In 1992 Disney scored more linked hits with Aladdin and "A Whole New World", but it was a Cover Version of an oldie that wound up cementing the golden age of the Award Bait Song — Whitney Houston's cover of Dolly Parton's "I Will Always Love You", from Houston's Non-Actor Vehicle The Bodyguard. The song's monster success was reflected in that of the soundtrack album, one of the biggest sellers of the decade. For the remainder of the decade, studios were hungry to capture or recapture these successes, and soon TV ads for blockbuster wannabes commonly ended with listings of the Top 40 artists appearing on their soundtracks, even if only for a few moments of actual screen time in the movie — if any.

The desire to top-load soundtracks with musical megastars led to a glut of "Music from and inspired by" albums, the terminology reflecting the fact that many of these songs did not actually appear in the films in question. It also became common to repackage previously-released songs on such soundtracks, as happened with Seal's "Kiss from a Rose", which was repurposed for Batman Forever, in hopes of widening the potential audiences for both film and album. And more and more, the Award-Bait Song became THE center of such soundtracks.

The trope went into decline at the turn of the millennium. Reasons included Disney and other studios' animated musicals using the trope so often that it became easily mocked as a cliche.

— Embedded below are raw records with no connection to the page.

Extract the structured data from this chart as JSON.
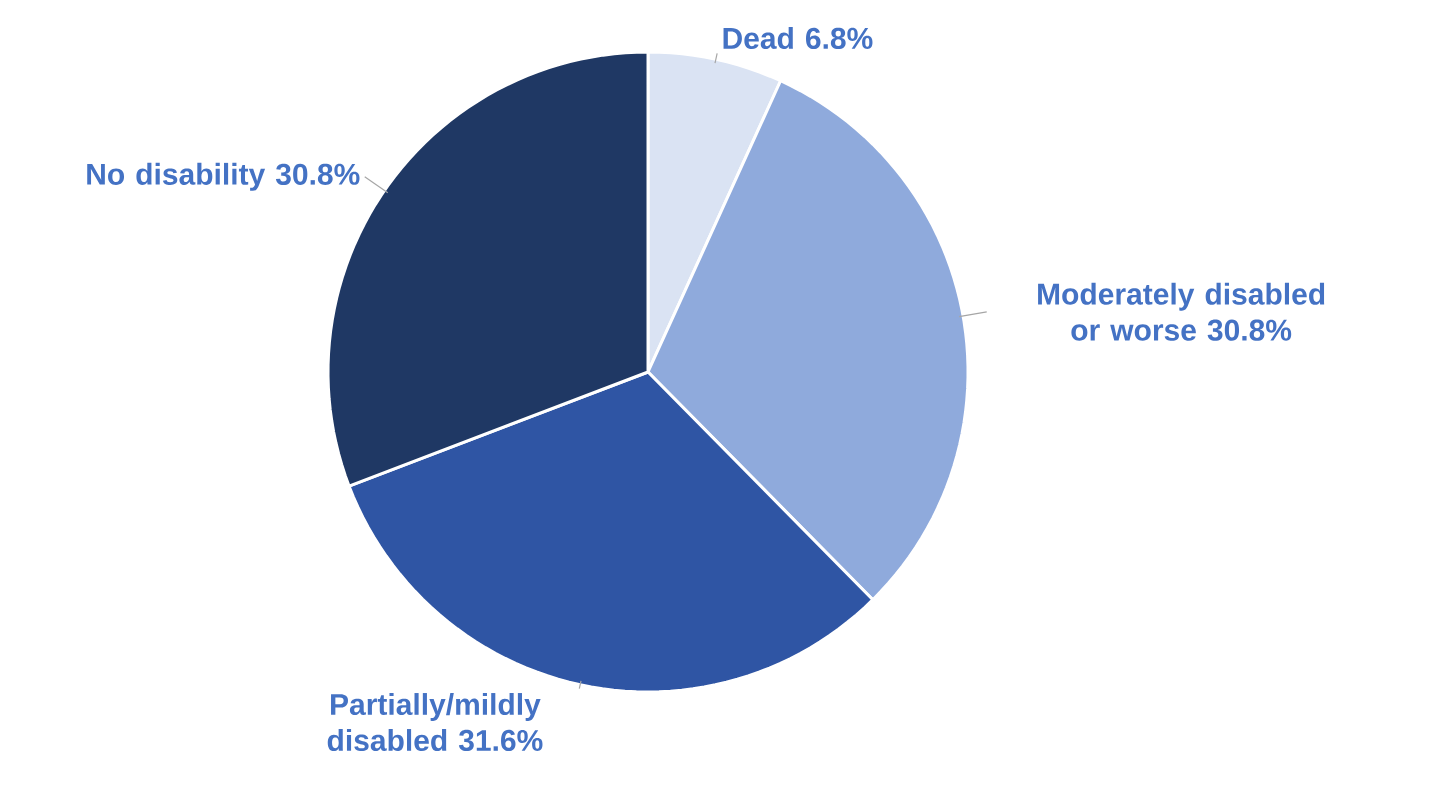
{
  "chart_data": {
    "type": "pie",
    "categories": [
      "Dead",
      "Moderately disabled or worse",
      "Partially/mildly disabled",
      "No disability"
    ],
    "values": [
      6.8,
      30.8,
      31.6,
      30.8
    ],
    "value_labels": [
      "6.8%",
      "30.8%",
      "31.6%",
      "30.8%"
    ],
    "colors": [
      "#dae3f3",
      "#8faadc",
      "#2f55a4",
      "#1f3864"
    ]
  }
}
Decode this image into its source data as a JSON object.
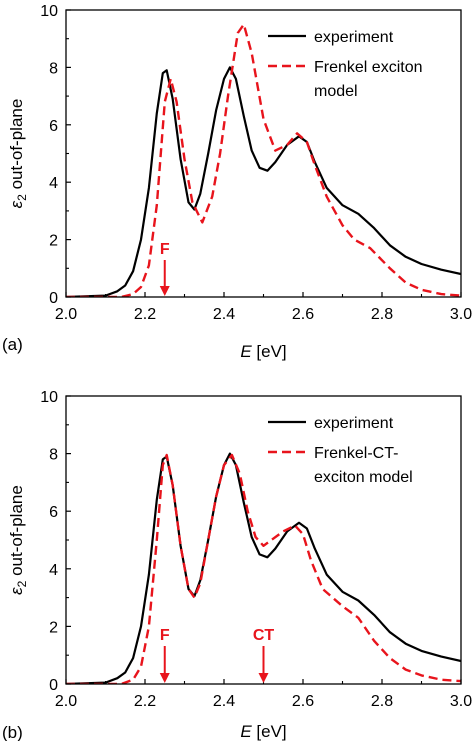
{
  "chart_data": [
    {
      "type": "line",
      "panel_label": "(a)",
      "xlabel": "E [eV]",
      "xlabel_var": "E",
      "xlabel_unit": " [eV]",
      "ylabel": "ε2 out-of-plane",
      "ylabel_sym": "ε",
      "ylabel_sub": "2",
      "ylabel_rest": " out-of-plane",
      "xlim": [
        2.0,
        3.0
      ],
      "ylim": [
        0,
        10
      ],
      "xticks": [
        "2.0",
        "2.2",
        "2.4",
        "2.6",
        "2.8",
        "3.0"
      ],
      "yticks": [
        "0",
        "2",
        "4",
        "6",
        "8",
        "10"
      ],
      "grid": false,
      "legend_position": "top-right",
      "legend": [
        "experiment",
        "Frenkel exciton",
        "model"
      ],
      "annotations": [
        {
          "text": "F",
          "x": 2.25,
          "color": "#e8141c"
        }
      ],
      "series": [
        {
          "name": "experiment",
          "color": "#000000",
          "style": "solid",
          "points": [
            [
              2.0,
              0.0
            ],
            [
              2.1,
              0.05
            ],
            [
              2.13,
              0.2
            ],
            [
              2.15,
              0.4
            ],
            [
              2.17,
              0.9
            ],
            [
              2.19,
              2.0
            ],
            [
              2.21,
              3.8
            ],
            [
              2.23,
              6.4
            ],
            [
              2.245,
              7.8
            ],
            [
              2.255,
              7.9
            ],
            [
              2.27,
              6.9
            ],
            [
              2.29,
              4.8
            ],
            [
              2.31,
              3.3
            ],
            [
              2.325,
              3.05
            ],
            [
              2.34,
              3.6
            ],
            [
              2.36,
              5.0
            ],
            [
              2.38,
              6.5
            ],
            [
              2.4,
              7.6
            ],
            [
              2.415,
              8.0
            ],
            [
              2.43,
              7.6
            ],
            [
              2.45,
              6.3
            ],
            [
              2.47,
              5.1
            ],
            [
              2.49,
              4.5
            ],
            [
              2.51,
              4.4
            ],
            [
              2.53,
              4.7
            ],
            [
              2.56,
              5.3
            ],
            [
              2.59,
              5.6
            ],
            [
              2.61,
              5.4
            ],
            [
              2.63,
              4.7
            ],
            [
              2.66,
              3.8
            ],
            [
              2.7,
              3.2
            ],
            [
              2.74,
              2.9
            ],
            [
              2.78,
              2.4
            ],
            [
              2.82,
              1.8
            ],
            [
              2.86,
              1.4
            ],
            [
              2.9,
              1.15
            ],
            [
              2.95,
              0.95
            ],
            [
              3.0,
              0.8
            ]
          ]
        },
        {
          "name": "Frenkel exciton model",
          "color": "#e8141c",
          "style": "dashed",
          "points": [
            [
              2.0,
              0.0
            ],
            [
              2.14,
              0.0
            ],
            [
              2.17,
              0.1
            ],
            [
              2.19,
              0.35
            ],
            [
              2.21,
              1.1
            ],
            [
              2.23,
              3.2
            ],
            [
              2.25,
              6.8
            ],
            [
              2.265,
              7.6
            ],
            [
              2.28,
              6.8
            ],
            [
              2.3,
              4.8
            ],
            [
              2.32,
              3.3
            ],
            [
              2.345,
              2.6
            ],
            [
              2.37,
              3.5
            ],
            [
              2.39,
              5.0
            ],
            [
              2.41,
              7.0
            ],
            [
              2.435,
              9.2
            ],
            [
              2.45,
              9.5
            ],
            [
              2.47,
              8.5
            ],
            [
              2.5,
              6.2
            ],
            [
              2.53,
              5.1
            ],
            [
              2.56,
              5.3
            ],
            [
              2.585,
              5.7
            ],
            [
              2.61,
              5.4
            ],
            [
              2.63,
              4.6
            ],
            [
              2.66,
              3.5
            ],
            [
              2.7,
              2.5
            ],
            [
              2.73,
              2.0
            ],
            [
              2.77,
              1.7
            ],
            [
              2.82,
              1.0
            ],
            [
              2.86,
              0.5
            ],
            [
              2.9,
              0.25
            ],
            [
              2.95,
              0.1
            ],
            [
              3.0,
              0.05
            ]
          ]
        }
      ]
    },
    {
      "type": "line",
      "panel_label": "(b)",
      "xlabel": "E [eV]",
      "xlabel_var": "E",
      "xlabel_unit": " [eV]",
      "ylabel": "ε2 out-of-plane",
      "ylabel_sym": "ε",
      "ylabel_sub": "2",
      "ylabel_rest": " out-of-plane",
      "xlim": [
        2.0,
        3.0
      ],
      "ylim": [
        0,
        10
      ],
      "xticks": [
        "2.0",
        "2.2",
        "2.4",
        "2.6",
        "2.8",
        "3.0"
      ],
      "yticks": [
        "0",
        "2",
        "4",
        "6",
        "8",
        "10"
      ],
      "grid": false,
      "legend_position": "top-right",
      "legend": [
        "experiment",
        "Frenkel-CT-",
        "exciton model"
      ],
      "annotations": [
        {
          "text": "F",
          "x": 2.25,
          "color": "#e8141c"
        },
        {
          "text": "CT",
          "x": 2.5,
          "color": "#e8141c"
        }
      ],
      "series": [
        {
          "name": "experiment",
          "color": "#000000",
          "style": "solid",
          "points": [
            [
              2.0,
              0.0
            ],
            [
              2.1,
              0.05
            ],
            [
              2.13,
              0.2
            ],
            [
              2.15,
              0.4
            ],
            [
              2.17,
              0.9
            ],
            [
              2.19,
              2.0
            ],
            [
              2.21,
              3.8
            ],
            [
              2.23,
              6.4
            ],
            [
              2.245,
              7.8
            ],
            [
              2.255,
              7.9
            ],
            [
              2.27,
              6.9
            ],
            [
              2.29,
              4.8
            ],
            [
              2.31,
              3.3
            ],
            [
              2.325,
              3.05
            ],
            [
              2.34,
              3.6
            ],
            [
              2.36,
              5.0
            ],
            [
              2.38,
              6.5
            ],
            [
              2.4,
              7.6
            ],
            [
              2.415,
              8.0
            ],
            [
              2.43,
              7.6
            ],
            [
              2.45,
              6.3
            ],
            [
              2.47,
              5.1
            ],
            [
              2.49,
              4.5
            ],
            [
              2.51,
              4.4
            ],
            [
              2.53,
              4.7
            ],
            [
              2.56,
              5.3
            ],
            [
              2.59,
              5.6
            ],
            [
              2.61,
              5.4
            ],
            [
              2.63,
              4.7
            ],
            [
              2.66,
              3.8
            ],
            [
              2.7,
              3.2
            ],
            [
              2.74,
              2.9
            ],
            [
              2.78,
              2.4
            ],
            [
              2.82,
              1.8
            ],
            [
              2.86,
              1.4
            ],
            [
              2.9,
              1.15
            ],
            [
              2.95,
              0.95
            ],
            [
              3.0,
              0.8
            ]
          ]
        },
        {
          "name": "Frenkel-CT-exciton model",
          "color": "#e8141c",
          "style": "dashed",
          "points": [
            [
              2.0,
              0.0
            ],
            [
              2.14,
              0.0
            ],
            [
              2.17,
              0.15
            ],
            [
              2.19,
              0.6
            ],
            [
              2.21,
              2.0
            ],
            [
              2.23,
              5.0
            ],
            [
              2.245,
              7.6
            ],
            [
              2.255,
              7.95
            ],
            [
              2.27,
              6.9
            ],
            [
              2.29,
              4.8
            ],
            [
              2.31,
              3.3
            ],
            [
              2.325,
              3.0
            ],
            [
              2.34,
              3.5
            ],
            [
              2.36,
              5.0
            ],
            [
              2.38,
              6.5
            ],
            [
              2.4,
              7.6
            ],
            [
              2.42,
              7.95
            ],
            [
              2.44,
              7.3
            ],
            [
              2.46,
              6.0
            ],
            [
              2.48,
              5.1
            ],
            [
              2.5,
              4.8
            ],
            [
              2.52,
              5.0
            ],
            [
              2.55,
              5.3
            ],
            [
              2.58,
              5.5
            ],
            [
              2.6,
              5.2
            ],
            [
              2.62,
              4.3
            ],
            [
              2.65,
              3.3
            ],
            [
              2.7,
              2.7
            ],
            [
              2.74,
              2.3
            ],
            [
              2.78,
              1.5
            ],
            [
              2.82,
              0.9
            ],
            [
              2.86,
              0.5
            ],
            [
              2.9,
              0.3
            ],
            [
              2.95,
              0.15
            ],
            [
              3.0,
              0.1
            ]
          ]
        }
      ]
    }
  ]
}
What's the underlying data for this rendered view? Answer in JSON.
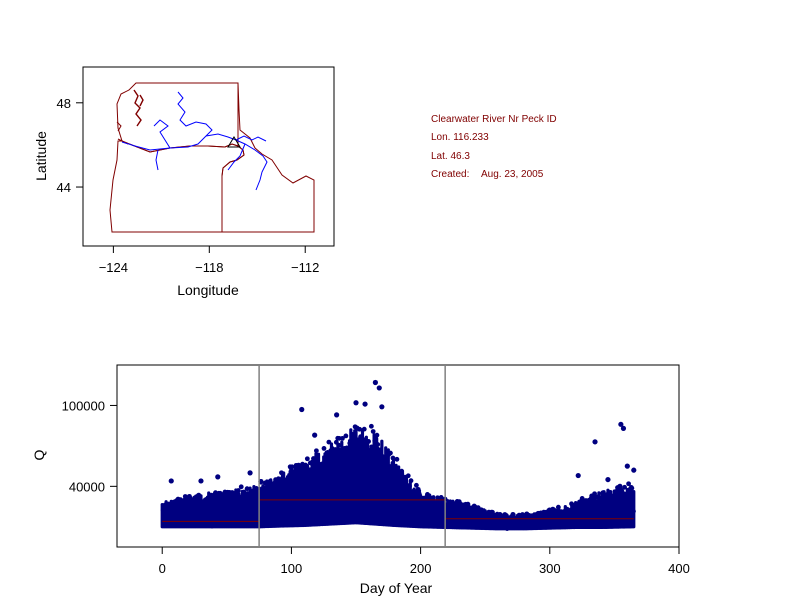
{
  "station_info": {
    "name": "Clearwater River Nr Peck ID",
    "lon": "Lon. 116.233",
    "lat": "Lat. 46.3",
    "created_label": "Created:",
    "created_date": "Aug. 23, 2005"
  },
  "colors": {
    "border": "#800000",
    "river": "#0000ff",
    "points": "#000080",
    "reference_lines": "#808080",
    "fit_line": "#800000"
  },
  "chart_data": [
    {
      "type": "map",
      "xlabel": "Longitude",
      "ylabel": "Latitude",
      "xlim": [
        -125.9,
        -110.2
      ],
      "ylim": [
        41.2,
        49.7
      ],
      "xticks": [
        -124,
        -118,
        -112
      ],
      "yticks": [
        44,
        48
      ],
      "station_marker": {
        "lon": -116.233,
        "lat": 46.3
      },
      "features": [
        "state-boundaries",
        "rivers"
      ]
    },
    {
      "type": "scatter",
      "xlabel": "Day of Year",
      "ylabel": "Q",
      "xlim": [
        -35,
        400
      ],
      "ylim": [
        -5000,
        130000
      ],
      "xticks": [
        0,
        100,
        200,
        300,
        400
      ],
      "yticks": [
        40000,
        100000
      ],
      "vertical_lines": [
        75,
        219
      ],
      "fit_segments": [
        {
          "x": [
            0,
            75
          ],
          "y": 14000
        },
        {
          "x": [
            75,
            219
          ],
          "y": 30000
        },
        {
          "x": [
            219,
            365
          ],
          "y": 16000
        }
      ],
      "envelope": {
        "day": [
          0,
          20,
          40,
          60,
          75,
          90,
          110,
          130,
          150,
          165,
          180,
          200,
          220,
          240,
          260,
          280,
          300,
          320,
          340,
          365
        ],
        "low": [
          10000,
          10000,
          10000,
          10000,
          10000,
          10500,
          11000,
          12000,
          13000,
          12000,
          11000,
          10000,
          9500,
          9000,
          8500,
          8500,
          9000,
          9500,
          9500,
          10000
        ],
        "high": [
          28000,
          32000,
          36000,
          38000,
          42000,
          48000,
          58000,
          72000,
          85000,
          82000,
          60000,
          36000,
          30000,
          26000,
          19000,
          19000,
          22000,
          28000,
          36000,
          42000
        ]
      },
      "outliers": [
        {
          "x": 7,
          "y": 44000
        },
        {
          "x": 30,
          "y": 44000
        },
        {
          "x": 43,
          "y": 47000
        },
        {
          "x": 68,
          "y": 50000
        },
        {
          "x": 108,
          "y": 55000
        },
        {
          "x": 118,
          "y": 78000
        },
        {
          "x": 108,
          "y": 97000
        },
        {
          "x": 135,
          "y": 93000
        },
        {
          "x": 150,
          "y": 102000
        },
        {
          "x": 157,
          "y": 101000
        },
        {
          "x": 165,
          "y": 117000
        },
        {
          "x": 168,
          "y": 113000
        },
        {
          "x": 170,
          "y": 99000
        },
        {
          "x": 335,
          "y": 73000
        },
        {
          "x": 355,
          "y": 86000
        },
        {
          "x": 357,
          "y": 83000
        },
        {
          "x": 322,
          "y": 48000
        },
        {
          "x": 345,
          "y": 45000
        },
        {
          "x": 360,
          "y": 55000
        },
        {
          "x": 365,
          "y": 52000
        }
      ]
    }
  ]
}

Indeed, audiences became so tired of animated musicals that for a time even Disney stopped making them, though they would return to the form in The New '10s more sparingly and successfully. There had also been backlashes to the omnipresence of first "I Will Always Love You" and later "My Heart Will Go On" (the theme from the biggest film of the 1990s, Titanic). Also, as tender love songs began turning up in noticeably unromantic films such as Armageddon (1998) and Con Air, it became clear how generic the lyrics and sentiments of such songs actually were. Finally, it's likely that the music industry's near-collapse in the wake of file-sharing services and the like, which hurt physical single and album sales, drove a stake through the heart of the concept of all-star, all-genre soundtrack albums as a go-to marketing tool.

Award Bait Songs are still out there of course, but they're much more likely to be in actual musicals, thanks in part to the revival of The Musical in live-action film spearheaded by such works as Chicago and Moulin Rouge!. There are also certain types of non-musicals that still have theme songs as a matter of course, most famously the James Bond movies. In general, the more vital the Award Bait Song is to its movie, the better its chances of winning. And while it's much rarer for a movie theme song and/or soundtrack to top the Billboard charts, when they do, it's a good sign that the movie and its music is truly connecting with people — see Frozen.